I mentioned this on another post, but the clinical trials should be done considering the timing of the administration of the drugs. Groups could be preventive option for health professionals, positive test with mild symptoms and sheltering at home, positive test & hospitalized, positive test and on a ventilator.

One of the “known unknowns” is the long term effects of having C19 and recovering. Is this corona virus like the zika virus with an effect on the unborn? We won’t know that for many months. What is the LT effect on the lungs? Anything else?

OK doctors – do you have an opinion why putting a person on a ventilator on their stomach improves the O2 levels? I know this is just “anecdotal evidence”. But, the theory is easily tested by having the patient in both positions and checking O2 levels.

The ventilator is providing oxygen under pressure to get more O2 throughout the lung and into the bloodstream. Right?

It seems that being on your back, the lungs are expanding, but there is no strong external pressure as an assist. Being on your stomach, your body weight is providing some additional pressure to get more oxygen into your blood stream.

Any opinions?

    stevewhitemd in reply to Liz. | March 30, 2020 at 12:16 pm

    Yes (I’m a pulmonary physician). “Proning” a patient for periods of time (2 hours prone, 2 hours supine, etc) leads to better matching up of ventilation (air going into the lungs) and perfusion (blood going through the lungs). We refer to this as the V/Q ratio (Q for perfusion because ‘P’ was already taken for pressure).

    If V/Q is too high, we ventilate lung that isn’t being perfused.

    If V/Q is too low we perfuse lung that isn’t being ventilated.

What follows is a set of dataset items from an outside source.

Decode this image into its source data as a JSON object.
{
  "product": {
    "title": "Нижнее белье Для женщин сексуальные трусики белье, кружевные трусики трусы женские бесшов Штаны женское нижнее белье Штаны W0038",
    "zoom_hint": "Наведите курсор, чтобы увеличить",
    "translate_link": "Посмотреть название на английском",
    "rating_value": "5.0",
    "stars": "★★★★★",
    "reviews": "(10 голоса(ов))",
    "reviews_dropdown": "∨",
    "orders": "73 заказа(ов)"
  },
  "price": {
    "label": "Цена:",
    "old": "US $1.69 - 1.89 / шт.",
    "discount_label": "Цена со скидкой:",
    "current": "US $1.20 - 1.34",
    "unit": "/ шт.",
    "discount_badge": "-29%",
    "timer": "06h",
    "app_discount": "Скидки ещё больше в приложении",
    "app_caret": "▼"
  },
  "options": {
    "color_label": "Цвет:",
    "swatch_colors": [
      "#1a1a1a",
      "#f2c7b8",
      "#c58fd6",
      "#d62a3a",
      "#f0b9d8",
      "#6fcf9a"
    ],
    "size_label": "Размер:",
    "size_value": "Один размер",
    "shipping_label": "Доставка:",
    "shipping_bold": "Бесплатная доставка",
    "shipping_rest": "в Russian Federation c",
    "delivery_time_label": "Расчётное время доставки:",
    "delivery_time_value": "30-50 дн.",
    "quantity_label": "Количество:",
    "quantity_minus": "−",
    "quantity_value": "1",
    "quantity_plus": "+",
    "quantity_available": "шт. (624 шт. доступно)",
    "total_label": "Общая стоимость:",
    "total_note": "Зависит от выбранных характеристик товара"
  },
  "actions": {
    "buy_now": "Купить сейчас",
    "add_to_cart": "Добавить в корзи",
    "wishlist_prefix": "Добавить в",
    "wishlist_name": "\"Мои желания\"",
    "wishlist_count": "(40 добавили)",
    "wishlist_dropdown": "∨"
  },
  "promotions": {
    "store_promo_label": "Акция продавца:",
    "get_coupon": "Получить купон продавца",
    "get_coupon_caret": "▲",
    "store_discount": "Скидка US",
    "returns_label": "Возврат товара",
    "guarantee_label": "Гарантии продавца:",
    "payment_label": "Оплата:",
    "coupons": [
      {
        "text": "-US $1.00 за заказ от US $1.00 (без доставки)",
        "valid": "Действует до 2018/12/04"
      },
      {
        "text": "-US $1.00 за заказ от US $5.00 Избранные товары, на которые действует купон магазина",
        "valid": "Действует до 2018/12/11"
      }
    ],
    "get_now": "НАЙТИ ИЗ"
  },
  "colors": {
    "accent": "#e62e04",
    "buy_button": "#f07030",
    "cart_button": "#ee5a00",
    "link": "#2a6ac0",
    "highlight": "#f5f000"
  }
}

    So we want a proper blend.

    Right now you and I sitting in our chairs have a blend of all three regions, but most of our lung is of the proper V/Q ratio. That’s how we get oxygen into our blood.

    A critically ill person with ARDS has damaged lungs, and more of the lung has V/Q ratios that are off (too high and too low). Leaving them supine all the time makes that worse. Proning them helps to fix that. It’s well demonstrated in clinical trials in ICUs and is now standard practice.

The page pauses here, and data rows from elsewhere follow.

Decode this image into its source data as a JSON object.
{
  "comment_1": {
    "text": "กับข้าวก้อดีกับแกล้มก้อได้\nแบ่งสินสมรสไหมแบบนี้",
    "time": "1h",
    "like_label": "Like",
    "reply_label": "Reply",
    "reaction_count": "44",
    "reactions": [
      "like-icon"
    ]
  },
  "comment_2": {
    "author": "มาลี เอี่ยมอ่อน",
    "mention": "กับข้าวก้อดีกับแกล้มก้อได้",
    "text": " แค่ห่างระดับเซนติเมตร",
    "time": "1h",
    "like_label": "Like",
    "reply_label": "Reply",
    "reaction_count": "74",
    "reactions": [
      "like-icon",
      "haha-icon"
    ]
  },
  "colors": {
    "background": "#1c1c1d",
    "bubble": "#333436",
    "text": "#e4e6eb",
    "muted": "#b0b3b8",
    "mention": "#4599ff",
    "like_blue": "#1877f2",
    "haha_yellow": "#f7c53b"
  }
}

      Thanks for the explanation. The doctor referenced in the article was an Israeli taking care of people in Italy. So, I wonder if the advice is just a reminder for the rest of the world.

      I checked out some training videos about how to move a patient on the ventilator from prone to supine positions. The process included changing out the linens and used three people for the head and both sides. So, very labor and supply intensive process. I wonder if that is impacting patient care in some countries?

I have a question – does the FDA approval override the threat to the MI Doctors by their governor?

How can a governor block drug use in a state. I guess they can do that since there was no federal law being applied here?

Ponder how the vicious, deranged and truly contemptible American mainstream media, Dhimmi-crat prostitute-propagandists immediately leaped to condemn Trump, for merely expressing an aspiration, born of optimism, that anti-malaria drugs MIGHT be of some use.

If the sainted Obama had stated the same thing, these utterly vile hypocrites would be swooning at his feet and singing hosannas to his alleged sagacity, for giving people hope.

Note that the limitations on the FDA authorization don’t mean you can’t use it for anything else. Doctors are entitled to prescribe it for anything they like, if they believe it can help. They don’t need the FDA’s permission.

I don’t understand how a state governor can interfere with that. If someone can explain that, please do.

Note that Dr Zelenko has been treating people before they are hospitalized, and has so far had 100% success in keeping people from needing to be hospitalized. This authorization doesn’t help with that.

HOWEVER. Watch this video from an expert on chlorinique, warning of a risk that Dr Zelenko and some others pushing this cocktail seem unaware of. The combination of chlorinique and Z-Pak can cause heart attacks. Still, at a time like this that may be a risk people are willing to take.